Allyson and her friends have participated in the Eyepatch Challenge to encourage people to pay attention to their eye health and to donate to ocular melanoma research.

While raising awareness, Allyson finds joy in the community they’ve created. “Most people don’t have anybody. With outreach through Facebook, we’ve found people across the country who didn’t know anyone else who had this,” she says. “Their doctors may say ‘We have nothing for you.’ To me, there’s always something.” She had Juleigh to reach out to when she was diagnosed, and now she’s been that same resource and person to relate to for others.

Allyson finds joy in so much more, too. Through multiple scares of the cancer coming back and trying different surgeries and treatments, her smile is contagious and her spirit bright. “It definitely makes you appreciate life, that every day and every second is a gift from God,” she says of her experience with fighting the cancer in some form since 2001. “No one knows how many days we each have, so it’s taught me that our days are already numbered.”

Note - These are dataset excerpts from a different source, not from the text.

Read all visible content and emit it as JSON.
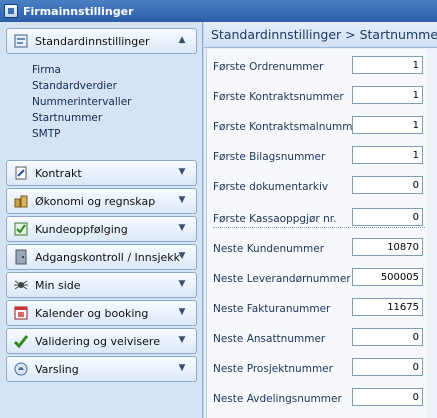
{
  "window": {
    "title": "Firmainnstillinger"
  },
  "sidebar": {
    "groups": [
      {
        "label": "Standardinnstillinger",
        "icon": "settings-book-icon",
        "expanded": true
      },
      {
        "label": "Kontrakt",
        "icon": "contract-icon"
      },
      {
        "label": "Økonomi og regnskap",
        "icon": "coins-icon"
      },
      {
        "label": "Kundeoppfølging",
        "icon": "customer-followup-icon"
      },
      {
        "label": "Adgangskontroll / Innsjekk",
        "icon": "door-icon"
      },
      {
        "label": "Min side",
        "icon": "spider-icon"
      },
      {
        "label": "Kalender og booking",
        "icon": "calendar-icon"
      },
      {
        "label": "Validering og veivisere",
        "icon": "checkmark-icon"
      },
      {
        "label": "Varsling",
        "icon": "notification-icon"
      }
    ],
    "subitems": [
      "Firma",
      "Standardverdier",
      "Nummerintervaller",
      "Startnummer",
      "SMTP"
    ]
  },
  "main": {
    "header": "Standardinnstillinger > Startnummer",
    "fields": [
      {
        "label": "Første Ordrenummer",
        "value": "1"
      },
      {
        "label": "Første Kontraktsnummer",
        "value": "1"
      },
      {
        "label": "Første Kontraktsmalnummer",
        "value": "1"
      },
      {
        "label": "Første Bilagsnummer",
        "value": "1"
      },
      {
        "label": "Første dokumentarkiv",
        "value": "0"
      },
      {
        "label": "Første Kassaoppgjør nr.",
        "value": "0"
      },
      {
        "label": "Neste Kundenummer",
        "value": "10870"
      },
      {
        "label": "Neste Leverandørnummer",
        "value": "500005"
      },
      {
        "label": "Neste Fakturanummer",
        "value": "11675"
      },
      {
        "label": "Neste Ansattnummer",
        "value": "0"
      },
      {
        "label": "Neste Prosjektnummer",
        "value": "0"
      },
      {
        "label": "Neste Avdelingsnummer",
        "value": "0"
      }
    ]
  }
}
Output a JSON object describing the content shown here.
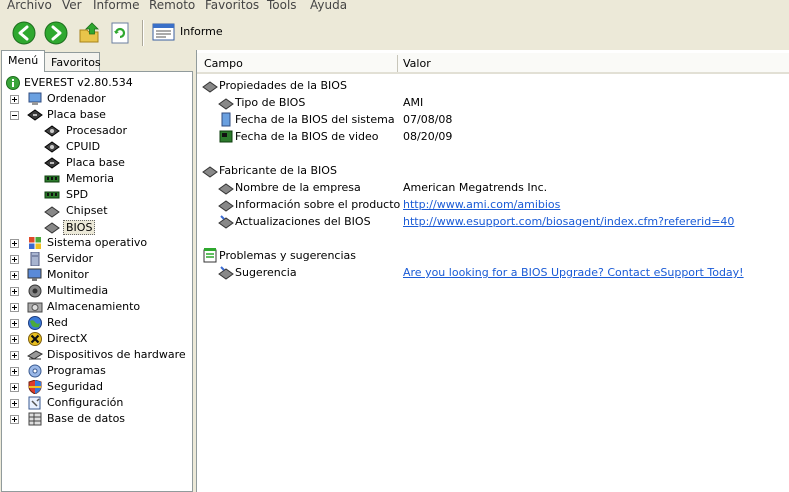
{
  "menubar": {
    "items": [
      "Archivo",
      "Ver",
      "Informe",
      "Remoto",
      "Favoritos",
      "Tools",
      "Ayuda"
    ]
  },
  "toolbar": {
    "informe_label": "Informe"
  },
  "tabs": {
    "menu": "Menú",
    "favoritos": "Favoritos"
  },
  "tree": {
    "root": "EVEREST v2.80.534",
    "items": [
      {
        "label": "Ordenador",
        "icon": "computer-icon"
      },
      {
        "label": "Placa base",
        "icon": "motherboard-icon"
      },
      {
        "label": "Procesador",
        "icon": "cpu-icon"
      },
      {
        "label": "CPUID",
        "icon": "cpu-icon"
      },
      {
        "label": "Placa base",
        "icon": "motherboard-icon"
      },
      {
        "label": "Memoria",
        "icon": "memory-icon"
      },
      {
        "label": "SPD",
        "icon": "memory-icon"
      },
      {
        "label": "Chipset",
        "icon": "chip-icon"
      },
      {
        "label": "BIOS",
        "icon": "chip-icon"
      },
      {
        "label": "Sistema operativo",
        "icon": "windows-icon"
      },
      {
        "label": "Servidor",
        "icon": "server-icon"
      },
      {
        "label": "Monitor",
        "icon": "monitor-icon"
      },
      {
        "label": "Multimedia",
        "icon": "speaker-icon"
      },
      {
        "label": "Almacenamiento",
        "icon": "disk-icon"
      },
      {
        "label": "Red",
        "icon": "globe-icon"
      },
      {
        "label": "DirectX",
        "icon": "directx-icon"
      },
      {
        "label": "Dispositivos de hardware",
        "icon": "hardware-icon"
      },
      {
        "label": "Programas",
        "icon": "programs-icon"
      },
      {
        "label": "Seguridad",
        "icon": "shield-icon"
      },
      {
        "label": "Configuración",
        "icon": "config-icon"
      },
      {
        "label": "Base de datos",
        "icon": "database-icon"
      }
    ]
  },
  "columns": {
    "campo": "Campo",
    "valor": "Valor"
  },
  "report": {
    "sec1_title": "Propiedades de la BIOS",
    "tipo_label": "Tipo de BIOS",
    "tipo_value": "AMI",
    "fecha_sistema_label": "Fecha de la BIOS del sistema",
    "fecha_sistema_value": "07/08/08",
    "fecha_video_label": "Fecha de la BIOS de video",
    "fecha_video_value": "08/20/09",
    "sec2_title": "Fabricante de la BIOS",
    "empresa_label": "Nombre de la empresa",
    "empresa_value": "American Megatrends Inc.",
    "info_label": "Información sobre el producto",
    "info_value": "http://www.ami.com/amibios",
    "update_label": "Actualizaciones del BIOS",
    "update_value": "http://www.esupport.com/biosagent/index.cfm?refererid=40",
    "sec3_title": "Problemas y sugerencias",
    "sugerencia_label": "Sugerencia",
    "sugerencia_value": "Are you looking for a BIOS Upgrade?  Contact eSupport Today!"
  },
  "colors": {
    "link": "#1a5bd6",
    "nav_green": "#2fa82f",
    "panel_border": "#919b9c"
  }
}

Her faith is unwavering, and Allyson is always giving hope to others, whether she’s posting encouraging messages on the Auburn Ocular Melanoma Facebook page or just talking with her friends. “She’s taught us so much,” Julie says. “Allyson is childlike in her faith, so she doesn’t go to those dark ‘what ifs.’ She just knows God will make a way for her. I think if she had a more cynical personality, she may not be alive today.”

Even though she doesn’t know if they all share her faith in what God will do, her doctors see such value in her hope and positivity. “The ablation worked for five years, which is unheard of. Things that shouldn’t’ve worked, worked. I’m in the top one percent for all the treatments. That belief that God is healing me plays a part in what I expect to happen and how my body aligns with it,” Allyson says. But she’s not just expecting good things to happen— she’s constantly in contact with miraculous circumstances.

Like on the beach, when Allyson went to her first treatment in Philadelphia, she was around the right people at the perfect moment. She and her husband John got to the airport to discover that Allyson’s luggage was lost, in the middle of their journey to a new city with new doctors. When she reported it at the desk, a woman overheard her and asked if she and her husband could help. The couple, Yvonne and Lou, offered them a ride to their hotel and to the hospital the next day, and Yvonne took Allyson shopping to get everything she needed, still complete strangers. “Just seeing God work makes me much less anxious,” Allyson says. “God provided the friendliest and kindest people every step of the way.”